О стихах молодых поэтов и вовсе говорил как о конфетах: нравится — не нравится. Обо мне отзывался неплохо, как бы снисходительно похлопывал:
— Между прочим, хороший писатель. Пишет необычно, так же, как и необычно говорит (случалось, в застолье, я что-нибудь брякну, он сразу своей подружке: «О, это запиши!»).
Но не дай бог кому-нибудь похвалить мою книжку. Поэт Голубничий рассказал:
— Вчера выпиваю с Сергиенко и Деверцем, и говорю, что из всей вашей когорты могу читать только Сергеева. Костя так расхохотался, и выдал: «А ты меня-то читал?».
Как-то сидим в компании с девицами, Сергиенко их тискает за все места, щебечет, внезапно мне бросает:
— Успенский пробил собственное издательство. Издает себя, Остера, и будет издавать Коваля и меня. О тебе ничего не сказал, вот так!
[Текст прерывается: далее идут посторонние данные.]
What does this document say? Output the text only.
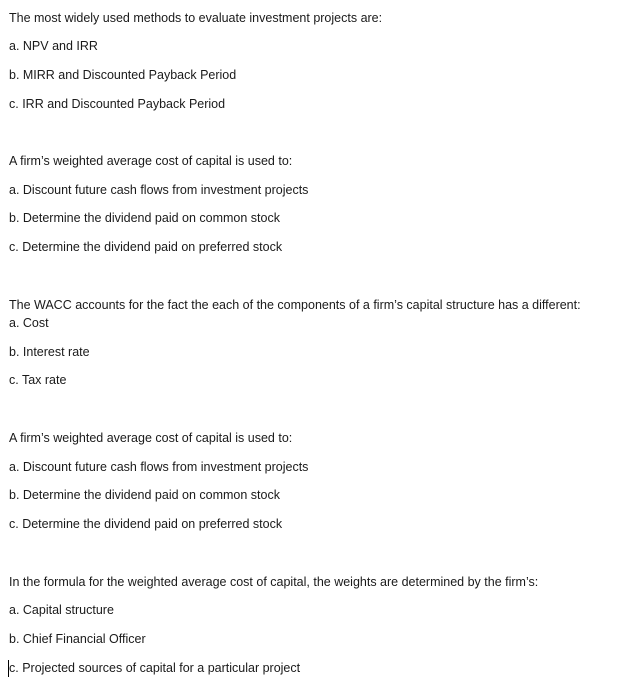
The most widely used methods to evaluate investment projects are:
a. NPV and IRR
b. MIRR and Discounted Payback Period
c. IRR and Discounted Payback Period
A firm’s weighted average cost of capital is used to:
a. Discount future cash flows from investment projects
b. Determine the dividend paid on common stock
c. Determine the dividend paid on preferred stock
The WACC accounts for the fact the each of the components of a firm’s capital structure has a different:
a. Cost
b. Interest rate
c. Tax rate
A firm’s weighted average cost of capital is used to:
a. Discount future cash flows from investment projects
b. Determine the dividend paid on common stock
c. Determine the dividend paid on preferred stock
In the formula for the weighted average cost of capital, the weights are determined by the firm’s:
a. Capital structure
b. Chief Financial Officer
c. Projected sources of capital for a particular project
— Естественно. Я всегда на задворках.
Наедине Сергиенко говорил мне прямо:
— Ты плохой сюжетчик. Где каркас рассказа?.. О женщинах пишешь грубо, во-още как дикарь. Только и можешь о своих собаках… Слушай меня, балда, я все-таки журфак закончил. Не забывай об этом. И, между прочим, печатать не умеешь. У тебя то висячая, то лежачая строка (именно он объяснил мне, неучу, элементарные вещи).
Я и сам знал свои чудовищные недостатки и безоговорочно соглашался с ним, но дальше он сыпал на меня и более суровые упреки: и делаю я все не то, и живу не так, и не с теми дружу, и не с теми встречаюсь женщинами, и неправильно разговариваю с ними, и вообще не умею себя вести… Здесь уж я активно оборонялся от него, настырного.
Как-то сидит с девицами в ЦДЛ, увидел меня с папкой (я принес рассказ Дагурову в газету «Московский железнодорожник»), выхватил у меня папку, стал читать рассказ, одновременно потягивая вино и бросая реплики подружкам. Абзац прочитает, что-то спросит у девиц, перелистает страницу, еще абзац пробежит.
— Кость, что за небрежность? — говорю. — Я, может, ночь не спал, а ты листаешь по диагонали.
— Молчи! Я все увижу. Я профессионал!
И вроде, действительно, черт, все увидел, сказал — где именно плохо.
Сергиенко был настоящий друг: когда меня перестали печатать, он сам отнес мою рукопись «Оглянись…» в «Молодую гвардию» и написал на нее убедительную рецензию. Можно сказать, он и Приходько вернули меня в детскую литературу, когда я уже перестал писать для детей, и пробовал силы в рассказах для взрослых.